We need strong, harmonised, and mutually accepted rules on how to operate safe flights with Covid present in our societies
European Member States currently have a patchwork of different approaches, rules and health measures, which are not harmonised and are difficult to fit together. These hurdles can only be overcome by a coordinated approach, as other safety rules in aviation are coordinated. In particular, states need to determine if incoming passengers have any greater risk of importing Covid than of acquiring it in their own territories. If this risk is no higher, arrival restrictions will achieve little. Having standardised, evidence-based measures applied and accepted by all will help achieve this. Rigorous and well-designed pre- or post-flight screening methods, passenger information, and common levels of disease prevalence and suppression between countries could all help mitigate risks until effective treatment or vaccines become available.

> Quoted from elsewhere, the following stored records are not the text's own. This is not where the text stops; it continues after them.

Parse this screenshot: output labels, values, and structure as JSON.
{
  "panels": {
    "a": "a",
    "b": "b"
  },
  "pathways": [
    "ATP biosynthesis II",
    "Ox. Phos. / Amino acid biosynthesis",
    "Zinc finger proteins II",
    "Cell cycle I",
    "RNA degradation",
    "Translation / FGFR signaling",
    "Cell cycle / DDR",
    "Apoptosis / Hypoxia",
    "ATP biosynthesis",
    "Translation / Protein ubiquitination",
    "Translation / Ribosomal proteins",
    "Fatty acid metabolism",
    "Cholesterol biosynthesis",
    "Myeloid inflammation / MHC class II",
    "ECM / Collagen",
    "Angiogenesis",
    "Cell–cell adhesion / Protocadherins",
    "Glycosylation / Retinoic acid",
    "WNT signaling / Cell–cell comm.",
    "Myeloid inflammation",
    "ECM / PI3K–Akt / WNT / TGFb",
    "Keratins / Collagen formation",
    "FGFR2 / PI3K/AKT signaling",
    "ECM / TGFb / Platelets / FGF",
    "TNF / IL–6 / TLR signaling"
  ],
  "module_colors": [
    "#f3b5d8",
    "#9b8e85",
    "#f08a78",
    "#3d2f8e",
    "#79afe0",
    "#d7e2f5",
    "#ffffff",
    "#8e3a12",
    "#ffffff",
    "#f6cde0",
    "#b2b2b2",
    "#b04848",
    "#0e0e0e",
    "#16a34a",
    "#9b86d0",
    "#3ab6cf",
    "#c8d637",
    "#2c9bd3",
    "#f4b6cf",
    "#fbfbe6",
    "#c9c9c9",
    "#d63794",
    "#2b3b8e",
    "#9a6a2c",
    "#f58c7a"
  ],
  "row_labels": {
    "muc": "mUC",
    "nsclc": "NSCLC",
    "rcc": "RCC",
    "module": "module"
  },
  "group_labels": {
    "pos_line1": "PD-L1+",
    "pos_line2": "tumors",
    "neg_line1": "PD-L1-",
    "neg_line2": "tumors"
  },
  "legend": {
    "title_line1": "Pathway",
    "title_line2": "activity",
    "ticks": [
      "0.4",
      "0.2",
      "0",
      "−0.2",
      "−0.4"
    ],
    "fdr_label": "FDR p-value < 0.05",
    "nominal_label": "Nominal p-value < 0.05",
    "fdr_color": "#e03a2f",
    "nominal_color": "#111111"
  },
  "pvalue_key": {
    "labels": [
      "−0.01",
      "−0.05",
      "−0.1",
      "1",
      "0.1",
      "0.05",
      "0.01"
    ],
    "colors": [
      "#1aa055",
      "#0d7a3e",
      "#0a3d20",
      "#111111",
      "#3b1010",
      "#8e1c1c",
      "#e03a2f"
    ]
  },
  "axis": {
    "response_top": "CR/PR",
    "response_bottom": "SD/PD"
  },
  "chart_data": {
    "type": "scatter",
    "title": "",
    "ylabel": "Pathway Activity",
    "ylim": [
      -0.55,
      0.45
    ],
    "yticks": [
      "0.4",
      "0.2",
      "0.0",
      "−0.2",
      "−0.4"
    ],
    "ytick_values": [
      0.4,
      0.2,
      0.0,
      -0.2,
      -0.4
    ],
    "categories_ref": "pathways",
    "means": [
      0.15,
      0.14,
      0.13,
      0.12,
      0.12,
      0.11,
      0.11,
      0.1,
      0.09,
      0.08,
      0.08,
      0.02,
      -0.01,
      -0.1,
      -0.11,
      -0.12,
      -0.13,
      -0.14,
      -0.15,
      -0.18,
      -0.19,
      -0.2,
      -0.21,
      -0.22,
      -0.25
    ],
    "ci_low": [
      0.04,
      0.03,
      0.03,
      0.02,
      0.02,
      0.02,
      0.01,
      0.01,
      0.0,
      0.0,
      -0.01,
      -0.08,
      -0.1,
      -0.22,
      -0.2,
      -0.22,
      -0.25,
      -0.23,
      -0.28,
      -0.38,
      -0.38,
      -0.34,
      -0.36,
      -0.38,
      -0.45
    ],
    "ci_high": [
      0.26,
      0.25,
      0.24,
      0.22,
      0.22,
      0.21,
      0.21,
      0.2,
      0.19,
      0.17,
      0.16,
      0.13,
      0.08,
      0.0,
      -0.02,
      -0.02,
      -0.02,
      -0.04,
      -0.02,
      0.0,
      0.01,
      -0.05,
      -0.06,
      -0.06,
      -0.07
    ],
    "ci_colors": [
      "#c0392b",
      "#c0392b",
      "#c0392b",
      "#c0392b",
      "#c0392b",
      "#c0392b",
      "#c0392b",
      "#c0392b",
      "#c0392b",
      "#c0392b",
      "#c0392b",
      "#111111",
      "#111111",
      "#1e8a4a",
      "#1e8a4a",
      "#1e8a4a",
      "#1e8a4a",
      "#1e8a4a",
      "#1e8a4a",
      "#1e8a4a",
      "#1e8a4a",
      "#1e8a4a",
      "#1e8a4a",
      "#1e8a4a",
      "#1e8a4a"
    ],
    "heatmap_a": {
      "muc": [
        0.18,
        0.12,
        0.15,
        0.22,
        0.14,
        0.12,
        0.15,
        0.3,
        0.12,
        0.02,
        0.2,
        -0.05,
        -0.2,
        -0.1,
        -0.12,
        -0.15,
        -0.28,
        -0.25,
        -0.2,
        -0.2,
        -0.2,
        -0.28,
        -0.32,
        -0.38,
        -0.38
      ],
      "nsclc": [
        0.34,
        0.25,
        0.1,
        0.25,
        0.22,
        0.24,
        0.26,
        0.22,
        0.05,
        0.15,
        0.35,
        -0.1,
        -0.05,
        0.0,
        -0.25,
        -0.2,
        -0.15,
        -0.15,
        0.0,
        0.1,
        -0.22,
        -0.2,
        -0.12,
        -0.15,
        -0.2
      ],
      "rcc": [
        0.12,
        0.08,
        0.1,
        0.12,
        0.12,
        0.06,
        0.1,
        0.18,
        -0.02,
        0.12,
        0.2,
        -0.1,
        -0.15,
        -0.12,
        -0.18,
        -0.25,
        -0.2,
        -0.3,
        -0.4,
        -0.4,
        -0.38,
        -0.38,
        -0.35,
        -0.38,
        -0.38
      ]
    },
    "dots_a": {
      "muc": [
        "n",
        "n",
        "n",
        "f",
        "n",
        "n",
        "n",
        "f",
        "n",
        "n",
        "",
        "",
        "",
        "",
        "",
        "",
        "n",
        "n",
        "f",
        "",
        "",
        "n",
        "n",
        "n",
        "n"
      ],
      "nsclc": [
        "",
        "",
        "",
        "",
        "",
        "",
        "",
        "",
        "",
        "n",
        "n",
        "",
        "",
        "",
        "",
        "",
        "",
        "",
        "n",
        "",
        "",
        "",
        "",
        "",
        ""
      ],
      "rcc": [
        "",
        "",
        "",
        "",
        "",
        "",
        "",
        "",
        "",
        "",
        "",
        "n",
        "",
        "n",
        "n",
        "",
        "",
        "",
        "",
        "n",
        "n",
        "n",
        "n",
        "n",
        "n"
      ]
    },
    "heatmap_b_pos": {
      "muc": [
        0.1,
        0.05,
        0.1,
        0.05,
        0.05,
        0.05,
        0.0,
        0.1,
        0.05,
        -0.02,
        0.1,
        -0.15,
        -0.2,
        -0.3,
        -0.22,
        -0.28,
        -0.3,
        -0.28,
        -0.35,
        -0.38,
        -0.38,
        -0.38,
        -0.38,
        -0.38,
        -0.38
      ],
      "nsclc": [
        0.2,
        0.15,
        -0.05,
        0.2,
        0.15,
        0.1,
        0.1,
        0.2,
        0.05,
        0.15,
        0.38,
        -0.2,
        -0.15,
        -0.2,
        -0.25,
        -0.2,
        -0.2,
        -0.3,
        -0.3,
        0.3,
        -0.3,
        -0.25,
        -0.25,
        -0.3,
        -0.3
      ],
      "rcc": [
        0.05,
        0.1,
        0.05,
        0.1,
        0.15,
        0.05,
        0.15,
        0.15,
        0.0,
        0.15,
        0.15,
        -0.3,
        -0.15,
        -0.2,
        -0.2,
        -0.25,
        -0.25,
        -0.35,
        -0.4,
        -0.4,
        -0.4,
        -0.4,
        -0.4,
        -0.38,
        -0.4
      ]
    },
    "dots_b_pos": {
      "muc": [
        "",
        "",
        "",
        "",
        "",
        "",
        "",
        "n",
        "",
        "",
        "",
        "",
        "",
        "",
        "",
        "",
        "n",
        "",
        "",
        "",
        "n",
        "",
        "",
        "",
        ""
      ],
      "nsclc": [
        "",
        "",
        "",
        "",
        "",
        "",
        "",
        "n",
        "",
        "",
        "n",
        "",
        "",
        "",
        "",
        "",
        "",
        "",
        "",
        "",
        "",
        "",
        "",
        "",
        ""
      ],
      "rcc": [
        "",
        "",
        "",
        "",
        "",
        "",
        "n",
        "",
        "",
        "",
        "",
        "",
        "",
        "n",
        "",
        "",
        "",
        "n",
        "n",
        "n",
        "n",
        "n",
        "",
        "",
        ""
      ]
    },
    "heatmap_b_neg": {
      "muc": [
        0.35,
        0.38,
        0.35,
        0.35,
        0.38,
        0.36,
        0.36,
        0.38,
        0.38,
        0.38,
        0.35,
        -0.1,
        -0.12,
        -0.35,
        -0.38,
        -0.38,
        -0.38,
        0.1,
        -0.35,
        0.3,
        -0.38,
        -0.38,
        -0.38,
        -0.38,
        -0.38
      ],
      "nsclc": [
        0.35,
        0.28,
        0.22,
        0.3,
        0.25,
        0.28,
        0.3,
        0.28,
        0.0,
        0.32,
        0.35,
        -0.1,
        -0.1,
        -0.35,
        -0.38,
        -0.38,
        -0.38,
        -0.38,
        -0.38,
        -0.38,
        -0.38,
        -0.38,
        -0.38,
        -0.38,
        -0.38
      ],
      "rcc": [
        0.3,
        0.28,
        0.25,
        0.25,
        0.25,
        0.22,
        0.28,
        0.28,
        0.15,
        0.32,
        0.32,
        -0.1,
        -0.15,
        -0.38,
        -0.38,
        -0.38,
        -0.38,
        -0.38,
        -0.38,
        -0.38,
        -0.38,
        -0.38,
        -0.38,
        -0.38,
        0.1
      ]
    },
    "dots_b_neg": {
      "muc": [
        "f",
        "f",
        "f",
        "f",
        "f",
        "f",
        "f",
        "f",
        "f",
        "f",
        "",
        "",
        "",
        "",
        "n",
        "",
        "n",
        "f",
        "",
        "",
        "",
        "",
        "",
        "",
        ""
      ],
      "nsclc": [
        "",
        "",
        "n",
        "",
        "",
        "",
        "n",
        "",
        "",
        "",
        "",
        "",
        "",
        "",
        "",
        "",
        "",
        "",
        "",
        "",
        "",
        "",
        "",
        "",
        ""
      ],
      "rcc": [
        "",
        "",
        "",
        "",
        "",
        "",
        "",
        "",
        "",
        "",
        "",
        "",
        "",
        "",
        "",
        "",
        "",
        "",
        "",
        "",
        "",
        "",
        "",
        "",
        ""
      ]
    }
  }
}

There is no doubt that an aircraft is a very safe space for passengers, with filtered and regularly replaced air. But the equipment that enables this must be fitted and serviceable, and cleaning and disinfection schedules mandated. To properly implement risk mitigations that support this, airlines need to ensure that their front line staff are trained, provided with personal protection equipment, and given sufficient time and resources for cleaning and disinfection of aircraft.
The pilot mentality is to always seek the safest possible solution. This case is no different and pilots are looking for the EU, its Member States and their scientific communities to guide us with sensible and harmonised measures to navigate air travel through this crisis safely.